アルコール過敏の人は、アルコール消毒液に触れたり、揮発した成分を吸い込んだりすると、頭痛・動悸・吐き気などの症状が出る。またアルコールアレルギーの人は皮膚炎やじんましんになる可能性があり、場合によっては呼吸困難に陥ることもある。

〈電車内で除菌ウエットシートを使われただけで、ウッとなる。商業施設の入口に立つスタッフが持つアルコール消毒スプレーは最悪の凶器だ。そんな重度のアルコールアレルギーの人間がいることを知ってほしい〉という趣旨の訴えがネットに流れている。

消毒液や除菌商品にはアルコールのほか、殺菌力の強い二酸化塩素や次亜塩素酸などが使われており、これを化学物質過敏症(Chemical Sensitivity=CS)の人や化学物質に敏感な人が吸い込むと、体調が悪化する。

高知県のCS患者Bさんは3月11日午後、病院の待合コーナーで診察を待っていた。突然、2、3人の清掃スタッフが椅子の消毒を始めた。気づいてすぐにその場を離れたが間に合わず、消毒液の成分を吸い込んでしまった。のどに焼けるような強い痛みを感じ、力が抜けた。

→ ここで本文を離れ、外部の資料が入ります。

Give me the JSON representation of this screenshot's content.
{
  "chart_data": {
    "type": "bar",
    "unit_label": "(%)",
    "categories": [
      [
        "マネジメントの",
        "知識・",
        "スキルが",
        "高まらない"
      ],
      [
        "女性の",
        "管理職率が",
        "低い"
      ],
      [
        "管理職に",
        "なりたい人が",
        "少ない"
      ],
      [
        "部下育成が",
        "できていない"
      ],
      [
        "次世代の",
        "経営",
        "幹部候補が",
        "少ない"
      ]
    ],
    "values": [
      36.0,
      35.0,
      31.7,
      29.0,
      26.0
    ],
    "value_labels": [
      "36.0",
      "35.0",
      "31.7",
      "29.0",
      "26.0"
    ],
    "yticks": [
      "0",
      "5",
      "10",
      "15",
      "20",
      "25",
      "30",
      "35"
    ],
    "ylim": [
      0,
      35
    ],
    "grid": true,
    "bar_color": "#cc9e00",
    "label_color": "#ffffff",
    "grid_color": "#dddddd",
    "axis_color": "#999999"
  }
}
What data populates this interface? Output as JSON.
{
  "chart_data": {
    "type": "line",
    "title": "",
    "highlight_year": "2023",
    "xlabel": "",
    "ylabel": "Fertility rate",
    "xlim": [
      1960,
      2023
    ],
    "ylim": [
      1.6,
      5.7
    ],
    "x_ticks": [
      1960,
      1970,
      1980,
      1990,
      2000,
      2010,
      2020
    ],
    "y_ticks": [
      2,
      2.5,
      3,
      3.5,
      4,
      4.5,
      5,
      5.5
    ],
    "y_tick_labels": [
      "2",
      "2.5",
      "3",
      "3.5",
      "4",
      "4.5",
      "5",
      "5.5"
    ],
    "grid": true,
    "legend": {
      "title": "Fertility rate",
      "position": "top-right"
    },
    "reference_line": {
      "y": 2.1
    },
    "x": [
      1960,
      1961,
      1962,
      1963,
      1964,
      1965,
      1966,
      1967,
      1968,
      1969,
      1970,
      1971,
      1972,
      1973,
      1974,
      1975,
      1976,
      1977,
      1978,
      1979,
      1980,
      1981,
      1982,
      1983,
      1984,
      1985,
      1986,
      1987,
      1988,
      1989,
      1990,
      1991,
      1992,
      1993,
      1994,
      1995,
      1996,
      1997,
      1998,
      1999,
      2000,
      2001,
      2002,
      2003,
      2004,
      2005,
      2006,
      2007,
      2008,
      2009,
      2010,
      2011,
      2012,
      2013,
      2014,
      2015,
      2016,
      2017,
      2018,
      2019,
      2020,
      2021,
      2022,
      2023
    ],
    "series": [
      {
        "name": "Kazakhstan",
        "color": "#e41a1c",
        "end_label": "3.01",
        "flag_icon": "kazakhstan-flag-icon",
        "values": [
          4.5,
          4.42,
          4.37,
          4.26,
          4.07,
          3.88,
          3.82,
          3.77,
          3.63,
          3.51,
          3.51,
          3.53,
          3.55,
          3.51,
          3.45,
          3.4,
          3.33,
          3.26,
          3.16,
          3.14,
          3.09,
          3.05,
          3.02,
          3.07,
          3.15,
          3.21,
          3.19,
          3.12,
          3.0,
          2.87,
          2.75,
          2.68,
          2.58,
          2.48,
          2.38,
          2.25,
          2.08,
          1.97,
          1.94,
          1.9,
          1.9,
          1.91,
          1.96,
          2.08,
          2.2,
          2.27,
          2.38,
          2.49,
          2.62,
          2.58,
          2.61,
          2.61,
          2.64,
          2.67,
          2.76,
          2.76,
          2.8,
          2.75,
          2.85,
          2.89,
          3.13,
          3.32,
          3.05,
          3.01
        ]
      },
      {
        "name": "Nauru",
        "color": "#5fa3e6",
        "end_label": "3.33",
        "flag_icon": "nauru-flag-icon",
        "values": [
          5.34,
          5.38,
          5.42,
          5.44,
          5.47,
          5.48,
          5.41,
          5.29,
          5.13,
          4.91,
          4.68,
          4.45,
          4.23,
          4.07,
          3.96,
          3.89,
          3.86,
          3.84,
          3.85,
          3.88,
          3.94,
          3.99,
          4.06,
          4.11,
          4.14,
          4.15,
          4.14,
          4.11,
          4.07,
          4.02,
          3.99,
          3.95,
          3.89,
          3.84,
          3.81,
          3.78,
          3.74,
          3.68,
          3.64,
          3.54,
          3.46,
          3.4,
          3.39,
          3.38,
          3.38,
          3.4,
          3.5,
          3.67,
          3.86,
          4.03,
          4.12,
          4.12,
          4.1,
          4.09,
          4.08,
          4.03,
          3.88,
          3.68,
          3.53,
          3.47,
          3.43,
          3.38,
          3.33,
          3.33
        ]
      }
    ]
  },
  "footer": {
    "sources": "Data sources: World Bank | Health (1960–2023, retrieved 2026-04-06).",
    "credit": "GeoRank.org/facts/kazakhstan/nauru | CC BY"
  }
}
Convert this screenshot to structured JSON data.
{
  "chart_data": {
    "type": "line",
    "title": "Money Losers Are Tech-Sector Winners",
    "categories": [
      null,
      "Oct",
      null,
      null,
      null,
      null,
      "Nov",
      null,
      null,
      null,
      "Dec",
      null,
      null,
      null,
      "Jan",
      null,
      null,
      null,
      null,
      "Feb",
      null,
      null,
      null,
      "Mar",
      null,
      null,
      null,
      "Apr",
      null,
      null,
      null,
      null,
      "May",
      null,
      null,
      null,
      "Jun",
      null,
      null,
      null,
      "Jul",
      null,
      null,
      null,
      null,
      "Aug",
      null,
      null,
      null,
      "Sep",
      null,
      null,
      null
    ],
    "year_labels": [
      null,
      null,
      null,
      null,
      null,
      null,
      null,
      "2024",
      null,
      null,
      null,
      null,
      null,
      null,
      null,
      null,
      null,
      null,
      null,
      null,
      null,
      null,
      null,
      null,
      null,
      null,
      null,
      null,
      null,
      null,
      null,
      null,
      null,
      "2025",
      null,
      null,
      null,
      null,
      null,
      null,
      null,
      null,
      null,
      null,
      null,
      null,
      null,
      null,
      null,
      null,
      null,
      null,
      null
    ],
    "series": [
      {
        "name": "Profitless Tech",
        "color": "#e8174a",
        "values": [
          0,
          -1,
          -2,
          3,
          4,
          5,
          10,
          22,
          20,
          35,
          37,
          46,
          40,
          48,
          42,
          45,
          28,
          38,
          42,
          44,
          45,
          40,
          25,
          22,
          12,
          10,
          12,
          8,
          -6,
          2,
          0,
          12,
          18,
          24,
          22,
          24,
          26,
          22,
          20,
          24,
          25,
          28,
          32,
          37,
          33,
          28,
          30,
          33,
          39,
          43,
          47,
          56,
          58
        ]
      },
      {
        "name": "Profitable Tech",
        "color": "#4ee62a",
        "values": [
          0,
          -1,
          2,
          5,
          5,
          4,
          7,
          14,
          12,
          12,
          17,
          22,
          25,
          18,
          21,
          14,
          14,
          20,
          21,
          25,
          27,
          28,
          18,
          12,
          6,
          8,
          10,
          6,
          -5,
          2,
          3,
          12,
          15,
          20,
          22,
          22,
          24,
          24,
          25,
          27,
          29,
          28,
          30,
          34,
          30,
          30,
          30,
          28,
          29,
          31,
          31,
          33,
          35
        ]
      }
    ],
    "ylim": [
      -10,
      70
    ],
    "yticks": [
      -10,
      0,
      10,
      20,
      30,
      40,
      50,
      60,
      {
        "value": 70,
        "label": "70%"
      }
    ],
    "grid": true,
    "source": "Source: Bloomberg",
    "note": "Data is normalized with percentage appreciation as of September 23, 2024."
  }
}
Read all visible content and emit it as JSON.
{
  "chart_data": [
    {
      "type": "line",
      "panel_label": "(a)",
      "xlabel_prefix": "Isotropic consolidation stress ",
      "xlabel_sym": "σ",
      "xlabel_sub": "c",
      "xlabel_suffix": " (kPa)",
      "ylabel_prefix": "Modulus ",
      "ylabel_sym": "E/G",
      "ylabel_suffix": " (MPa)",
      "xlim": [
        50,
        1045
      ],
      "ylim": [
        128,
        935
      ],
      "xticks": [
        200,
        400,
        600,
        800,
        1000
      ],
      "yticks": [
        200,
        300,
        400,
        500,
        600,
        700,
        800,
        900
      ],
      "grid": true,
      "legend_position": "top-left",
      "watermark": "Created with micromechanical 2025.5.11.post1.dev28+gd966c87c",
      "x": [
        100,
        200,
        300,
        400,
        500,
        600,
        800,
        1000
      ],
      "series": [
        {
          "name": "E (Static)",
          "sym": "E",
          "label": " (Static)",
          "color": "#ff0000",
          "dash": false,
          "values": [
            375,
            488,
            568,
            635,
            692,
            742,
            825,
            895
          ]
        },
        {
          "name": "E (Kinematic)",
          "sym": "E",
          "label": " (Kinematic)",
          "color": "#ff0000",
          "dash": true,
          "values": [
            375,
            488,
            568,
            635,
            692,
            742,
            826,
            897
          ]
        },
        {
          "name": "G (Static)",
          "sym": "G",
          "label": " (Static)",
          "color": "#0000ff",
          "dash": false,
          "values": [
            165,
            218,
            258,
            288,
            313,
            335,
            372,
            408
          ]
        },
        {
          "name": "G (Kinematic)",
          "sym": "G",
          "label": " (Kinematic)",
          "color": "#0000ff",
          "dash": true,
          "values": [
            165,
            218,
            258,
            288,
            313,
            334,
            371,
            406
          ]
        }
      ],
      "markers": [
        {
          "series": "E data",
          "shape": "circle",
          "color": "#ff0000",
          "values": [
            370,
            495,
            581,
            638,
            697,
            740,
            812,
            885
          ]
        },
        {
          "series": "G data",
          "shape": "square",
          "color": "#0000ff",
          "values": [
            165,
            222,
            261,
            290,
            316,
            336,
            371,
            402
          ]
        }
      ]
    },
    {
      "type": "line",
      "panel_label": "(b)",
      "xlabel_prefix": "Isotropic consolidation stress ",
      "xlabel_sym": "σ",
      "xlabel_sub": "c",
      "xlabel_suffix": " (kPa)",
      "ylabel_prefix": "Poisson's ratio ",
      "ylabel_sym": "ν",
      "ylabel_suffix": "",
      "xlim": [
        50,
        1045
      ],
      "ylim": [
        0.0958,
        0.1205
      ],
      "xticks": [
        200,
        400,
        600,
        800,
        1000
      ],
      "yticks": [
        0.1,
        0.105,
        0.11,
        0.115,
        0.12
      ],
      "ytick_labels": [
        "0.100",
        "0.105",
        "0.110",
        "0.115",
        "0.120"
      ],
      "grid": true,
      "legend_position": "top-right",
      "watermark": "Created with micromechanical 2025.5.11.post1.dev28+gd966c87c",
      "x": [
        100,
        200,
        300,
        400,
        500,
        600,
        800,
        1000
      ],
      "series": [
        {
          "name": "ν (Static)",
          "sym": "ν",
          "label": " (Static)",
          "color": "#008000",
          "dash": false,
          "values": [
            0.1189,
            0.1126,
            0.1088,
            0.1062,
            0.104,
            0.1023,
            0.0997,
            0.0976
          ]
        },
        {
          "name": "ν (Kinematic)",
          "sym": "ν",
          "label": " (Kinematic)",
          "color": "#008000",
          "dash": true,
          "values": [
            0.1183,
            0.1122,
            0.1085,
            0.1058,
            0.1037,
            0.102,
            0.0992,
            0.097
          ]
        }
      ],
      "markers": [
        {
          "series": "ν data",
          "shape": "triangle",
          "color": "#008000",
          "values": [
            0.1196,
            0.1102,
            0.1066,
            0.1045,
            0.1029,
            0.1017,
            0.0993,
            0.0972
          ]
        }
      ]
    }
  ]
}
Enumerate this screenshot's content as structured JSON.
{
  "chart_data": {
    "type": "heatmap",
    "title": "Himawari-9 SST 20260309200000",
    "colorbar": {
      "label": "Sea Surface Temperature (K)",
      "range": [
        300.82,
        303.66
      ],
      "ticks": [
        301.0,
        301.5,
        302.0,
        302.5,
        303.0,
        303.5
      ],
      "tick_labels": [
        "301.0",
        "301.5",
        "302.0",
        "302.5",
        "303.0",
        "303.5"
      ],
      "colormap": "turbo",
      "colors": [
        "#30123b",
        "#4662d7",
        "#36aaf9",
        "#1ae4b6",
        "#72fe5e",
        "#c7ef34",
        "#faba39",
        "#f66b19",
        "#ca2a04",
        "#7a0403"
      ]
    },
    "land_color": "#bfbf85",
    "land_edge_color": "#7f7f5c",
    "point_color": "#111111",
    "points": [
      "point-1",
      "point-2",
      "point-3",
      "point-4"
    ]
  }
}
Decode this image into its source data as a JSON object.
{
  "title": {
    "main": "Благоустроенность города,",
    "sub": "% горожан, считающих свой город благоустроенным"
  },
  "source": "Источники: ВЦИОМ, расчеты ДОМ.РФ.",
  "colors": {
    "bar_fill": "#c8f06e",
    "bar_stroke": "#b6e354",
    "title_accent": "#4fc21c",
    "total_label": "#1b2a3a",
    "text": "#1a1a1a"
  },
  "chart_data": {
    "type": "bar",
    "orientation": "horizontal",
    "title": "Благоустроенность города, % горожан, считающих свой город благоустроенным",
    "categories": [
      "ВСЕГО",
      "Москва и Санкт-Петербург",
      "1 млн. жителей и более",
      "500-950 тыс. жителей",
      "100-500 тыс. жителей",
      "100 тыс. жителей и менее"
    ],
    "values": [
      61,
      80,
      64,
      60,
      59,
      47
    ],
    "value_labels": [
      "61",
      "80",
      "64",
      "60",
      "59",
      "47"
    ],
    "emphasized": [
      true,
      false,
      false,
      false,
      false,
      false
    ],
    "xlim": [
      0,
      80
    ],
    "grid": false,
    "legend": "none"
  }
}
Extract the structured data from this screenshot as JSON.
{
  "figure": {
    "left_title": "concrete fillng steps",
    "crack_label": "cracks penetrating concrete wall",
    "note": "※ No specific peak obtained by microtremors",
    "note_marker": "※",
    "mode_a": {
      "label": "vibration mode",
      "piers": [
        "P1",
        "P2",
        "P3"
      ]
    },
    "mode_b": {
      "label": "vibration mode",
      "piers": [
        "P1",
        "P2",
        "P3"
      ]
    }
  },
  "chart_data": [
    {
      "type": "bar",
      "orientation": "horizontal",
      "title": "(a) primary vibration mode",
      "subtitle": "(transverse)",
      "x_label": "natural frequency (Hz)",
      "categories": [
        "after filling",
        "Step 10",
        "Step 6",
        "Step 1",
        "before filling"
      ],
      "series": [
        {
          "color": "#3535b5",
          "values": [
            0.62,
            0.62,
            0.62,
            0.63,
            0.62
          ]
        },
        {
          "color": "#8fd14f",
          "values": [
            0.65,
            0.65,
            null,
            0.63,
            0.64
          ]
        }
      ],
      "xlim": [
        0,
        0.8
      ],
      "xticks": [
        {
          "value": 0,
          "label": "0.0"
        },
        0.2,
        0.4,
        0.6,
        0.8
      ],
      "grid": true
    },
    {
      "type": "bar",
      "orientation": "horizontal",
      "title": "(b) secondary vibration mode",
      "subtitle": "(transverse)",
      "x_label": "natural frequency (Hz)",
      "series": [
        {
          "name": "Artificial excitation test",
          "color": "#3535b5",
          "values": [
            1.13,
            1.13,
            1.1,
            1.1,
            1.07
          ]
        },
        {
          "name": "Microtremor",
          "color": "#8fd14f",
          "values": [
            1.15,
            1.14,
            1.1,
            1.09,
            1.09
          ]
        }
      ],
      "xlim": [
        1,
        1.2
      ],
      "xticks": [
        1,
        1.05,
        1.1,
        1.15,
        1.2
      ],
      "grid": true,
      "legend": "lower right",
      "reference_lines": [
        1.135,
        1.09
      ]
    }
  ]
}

診察を短時間で済ませて何とか帰宅したが、のどと気道の痛み・咳・我慢できない渇き・皮膚の乾燥・強い疲労感など全身にさまざまな症状が出て、家事ができない。そんな日が1カ月余り経っても続いている。

院内を消毒するなら、事前に通知するか、直前に「これから消毒を始めます」と案内するかしてほしかったとBさんは嘆く。